Yes — that's a popular use. ClawHub skills can call any REST API; if your [Exposed!] variants are deployed, point a skill at the API and the agent can queue / manage on your behalf. This works the same as on a self-hosted Gateway.
Do I still need OpenAI's ChatGPT subscription?
Yes — you bring the model. ElfHosted's $9/month covers Gateway hosting only; the LLM tier (ChatGPT Plus, Codex Pro, etc.) is paid direct to OpenAI. The two are decoupled.
Does the macOS / iOS app still work with a hosted Gateway?
Yes. Configure the app to point at your ElfHosted subdomain instead of `localhost`. Voice wake, Canvas overlay, push-to-talk all work. Pairing requires the WebSocket bridge configured on your end (we handle that during onboarding).
How is this different from running OpenClaw on a Pi or VPS?
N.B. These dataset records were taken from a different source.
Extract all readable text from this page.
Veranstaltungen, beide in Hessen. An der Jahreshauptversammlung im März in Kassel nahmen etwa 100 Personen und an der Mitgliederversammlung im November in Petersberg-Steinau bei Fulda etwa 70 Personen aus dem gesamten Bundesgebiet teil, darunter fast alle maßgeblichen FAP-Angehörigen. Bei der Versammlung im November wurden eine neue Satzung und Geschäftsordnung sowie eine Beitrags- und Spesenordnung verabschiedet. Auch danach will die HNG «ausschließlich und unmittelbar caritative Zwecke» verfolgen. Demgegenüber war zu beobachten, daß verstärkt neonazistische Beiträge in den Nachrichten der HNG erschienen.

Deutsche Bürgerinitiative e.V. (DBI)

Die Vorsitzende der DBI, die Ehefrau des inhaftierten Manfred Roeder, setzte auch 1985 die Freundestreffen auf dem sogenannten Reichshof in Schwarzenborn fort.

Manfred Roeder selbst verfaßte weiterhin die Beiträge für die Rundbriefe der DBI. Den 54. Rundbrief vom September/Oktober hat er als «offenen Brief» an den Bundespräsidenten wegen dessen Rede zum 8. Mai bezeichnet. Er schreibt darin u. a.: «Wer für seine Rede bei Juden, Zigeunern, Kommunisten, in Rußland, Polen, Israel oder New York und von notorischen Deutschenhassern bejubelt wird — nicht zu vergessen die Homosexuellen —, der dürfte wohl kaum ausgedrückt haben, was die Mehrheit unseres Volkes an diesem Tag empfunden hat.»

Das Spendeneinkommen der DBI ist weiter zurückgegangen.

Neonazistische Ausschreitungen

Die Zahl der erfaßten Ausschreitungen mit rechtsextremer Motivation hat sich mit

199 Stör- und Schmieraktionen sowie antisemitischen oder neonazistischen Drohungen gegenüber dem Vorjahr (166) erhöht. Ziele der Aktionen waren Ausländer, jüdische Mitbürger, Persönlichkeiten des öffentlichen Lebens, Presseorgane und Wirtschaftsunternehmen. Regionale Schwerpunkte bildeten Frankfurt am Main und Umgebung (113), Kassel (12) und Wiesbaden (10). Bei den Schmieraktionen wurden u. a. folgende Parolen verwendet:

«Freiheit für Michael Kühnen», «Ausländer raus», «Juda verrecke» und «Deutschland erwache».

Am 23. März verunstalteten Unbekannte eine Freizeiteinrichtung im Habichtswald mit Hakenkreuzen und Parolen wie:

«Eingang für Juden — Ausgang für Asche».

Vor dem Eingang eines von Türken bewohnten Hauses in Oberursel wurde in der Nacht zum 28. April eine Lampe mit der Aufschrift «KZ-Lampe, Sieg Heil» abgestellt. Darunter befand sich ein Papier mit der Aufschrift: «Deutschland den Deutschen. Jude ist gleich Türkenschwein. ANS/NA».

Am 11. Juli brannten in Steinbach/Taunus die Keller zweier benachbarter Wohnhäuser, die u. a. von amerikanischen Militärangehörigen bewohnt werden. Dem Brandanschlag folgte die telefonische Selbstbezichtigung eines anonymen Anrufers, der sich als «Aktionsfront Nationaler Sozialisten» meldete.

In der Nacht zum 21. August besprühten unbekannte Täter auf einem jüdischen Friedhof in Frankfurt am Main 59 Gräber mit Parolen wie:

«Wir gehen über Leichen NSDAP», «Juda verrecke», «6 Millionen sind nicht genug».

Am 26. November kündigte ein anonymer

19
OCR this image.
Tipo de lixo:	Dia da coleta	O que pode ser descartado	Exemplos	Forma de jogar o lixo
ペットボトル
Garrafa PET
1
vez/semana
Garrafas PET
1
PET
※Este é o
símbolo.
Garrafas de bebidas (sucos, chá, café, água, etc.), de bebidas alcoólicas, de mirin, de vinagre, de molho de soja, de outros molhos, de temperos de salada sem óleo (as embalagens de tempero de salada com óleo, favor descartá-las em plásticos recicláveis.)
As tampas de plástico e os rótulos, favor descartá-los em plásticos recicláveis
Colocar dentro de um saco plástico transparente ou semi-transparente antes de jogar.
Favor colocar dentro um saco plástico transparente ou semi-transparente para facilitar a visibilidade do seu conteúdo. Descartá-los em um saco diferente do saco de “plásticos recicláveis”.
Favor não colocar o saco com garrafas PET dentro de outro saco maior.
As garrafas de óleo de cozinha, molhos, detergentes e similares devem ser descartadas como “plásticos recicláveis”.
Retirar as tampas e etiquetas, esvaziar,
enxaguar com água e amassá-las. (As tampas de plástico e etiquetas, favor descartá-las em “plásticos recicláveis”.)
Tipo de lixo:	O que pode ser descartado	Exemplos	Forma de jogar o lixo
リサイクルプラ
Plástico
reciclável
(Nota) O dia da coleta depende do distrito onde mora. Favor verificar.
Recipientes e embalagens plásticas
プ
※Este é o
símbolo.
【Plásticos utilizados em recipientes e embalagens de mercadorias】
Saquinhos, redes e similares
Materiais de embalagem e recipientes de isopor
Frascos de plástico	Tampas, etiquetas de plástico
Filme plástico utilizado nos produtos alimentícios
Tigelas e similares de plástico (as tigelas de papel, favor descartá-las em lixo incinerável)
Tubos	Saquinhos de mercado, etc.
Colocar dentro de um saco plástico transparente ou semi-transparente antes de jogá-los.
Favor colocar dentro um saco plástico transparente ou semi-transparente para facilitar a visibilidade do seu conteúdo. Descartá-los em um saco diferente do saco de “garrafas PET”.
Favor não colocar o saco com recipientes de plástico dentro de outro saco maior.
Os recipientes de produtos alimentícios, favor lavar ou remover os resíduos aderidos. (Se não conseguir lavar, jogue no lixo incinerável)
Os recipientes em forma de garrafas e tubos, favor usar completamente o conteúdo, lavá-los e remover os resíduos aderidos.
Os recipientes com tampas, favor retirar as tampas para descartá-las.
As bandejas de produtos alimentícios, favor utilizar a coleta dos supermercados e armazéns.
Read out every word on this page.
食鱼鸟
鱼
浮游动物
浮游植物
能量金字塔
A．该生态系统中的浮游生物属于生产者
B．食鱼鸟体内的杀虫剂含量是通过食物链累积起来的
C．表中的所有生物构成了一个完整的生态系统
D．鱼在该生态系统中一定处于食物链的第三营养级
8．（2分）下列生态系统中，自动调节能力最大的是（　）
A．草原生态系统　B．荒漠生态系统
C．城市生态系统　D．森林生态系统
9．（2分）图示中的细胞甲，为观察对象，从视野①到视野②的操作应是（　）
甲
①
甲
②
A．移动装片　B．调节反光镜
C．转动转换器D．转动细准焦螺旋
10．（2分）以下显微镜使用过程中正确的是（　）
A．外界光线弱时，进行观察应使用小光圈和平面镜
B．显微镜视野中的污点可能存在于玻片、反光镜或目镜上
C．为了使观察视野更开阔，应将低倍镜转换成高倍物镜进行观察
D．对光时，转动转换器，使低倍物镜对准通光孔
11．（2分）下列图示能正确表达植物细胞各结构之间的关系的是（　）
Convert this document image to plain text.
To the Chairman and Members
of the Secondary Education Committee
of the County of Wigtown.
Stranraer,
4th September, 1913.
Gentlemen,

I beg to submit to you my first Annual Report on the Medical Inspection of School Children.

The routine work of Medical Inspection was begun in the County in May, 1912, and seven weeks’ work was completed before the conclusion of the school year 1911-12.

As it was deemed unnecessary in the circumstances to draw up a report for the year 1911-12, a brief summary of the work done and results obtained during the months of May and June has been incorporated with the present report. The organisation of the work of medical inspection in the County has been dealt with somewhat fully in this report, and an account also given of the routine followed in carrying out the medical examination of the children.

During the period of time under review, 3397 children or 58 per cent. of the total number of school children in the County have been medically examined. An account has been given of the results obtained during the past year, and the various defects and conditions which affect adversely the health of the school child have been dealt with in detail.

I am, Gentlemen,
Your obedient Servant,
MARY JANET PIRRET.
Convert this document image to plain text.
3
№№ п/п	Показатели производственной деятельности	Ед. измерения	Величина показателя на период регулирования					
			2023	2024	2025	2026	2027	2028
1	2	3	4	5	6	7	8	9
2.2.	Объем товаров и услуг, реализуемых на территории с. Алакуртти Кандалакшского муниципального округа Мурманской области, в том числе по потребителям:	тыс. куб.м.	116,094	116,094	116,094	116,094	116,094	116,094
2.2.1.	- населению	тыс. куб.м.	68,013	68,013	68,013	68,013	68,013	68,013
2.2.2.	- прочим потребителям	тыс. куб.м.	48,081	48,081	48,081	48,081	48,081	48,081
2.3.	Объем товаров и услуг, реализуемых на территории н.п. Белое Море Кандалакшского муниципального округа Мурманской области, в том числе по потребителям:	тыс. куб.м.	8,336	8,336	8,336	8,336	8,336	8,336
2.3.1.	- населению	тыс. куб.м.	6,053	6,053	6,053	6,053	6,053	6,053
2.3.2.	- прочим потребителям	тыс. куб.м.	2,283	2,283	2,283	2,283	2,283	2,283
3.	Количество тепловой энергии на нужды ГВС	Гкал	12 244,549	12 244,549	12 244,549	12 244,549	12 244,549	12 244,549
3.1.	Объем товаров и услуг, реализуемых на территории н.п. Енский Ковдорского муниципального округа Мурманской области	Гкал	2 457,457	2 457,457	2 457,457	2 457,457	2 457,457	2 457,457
Same software. Different operational posture: on a Pi/VPS you handle the sandbox config, the cert renewal, the DM-policy auditing, the Node upgrades. On ElfHosted, those are baked in. The difference matters most over time — security-relevant configuration drift is the failure mode that catches most self-hosters six months in.
Can I run multiple agents (personal vs team)?
Yes — OpenClaw's multi-agent routing isolates different channels/peers to separate workspaces. Common setup: personal DMs in one agent, team Slack in another (sandboxed by default), experimental skills in a third.
Where do I get help?
The official OpenClaw Discord for upstream questions; the ElfHosted Discord for hosting / security / sandbox questions specific to this managed instance.
Hosted OpenClaw is a managed Gateway with the project's recommended security posture turned on by default — Docker-sandboxed sessions, pairing-gated channels, tool deny-lists, isolated infra. Locking down a personal AI agent that has shell access and inbox webhooks is the hard part of running OpenClaw; ElfHosted handles that part. $9/month for the hosting; bring your OpenAI subscription. EXFOLIATE!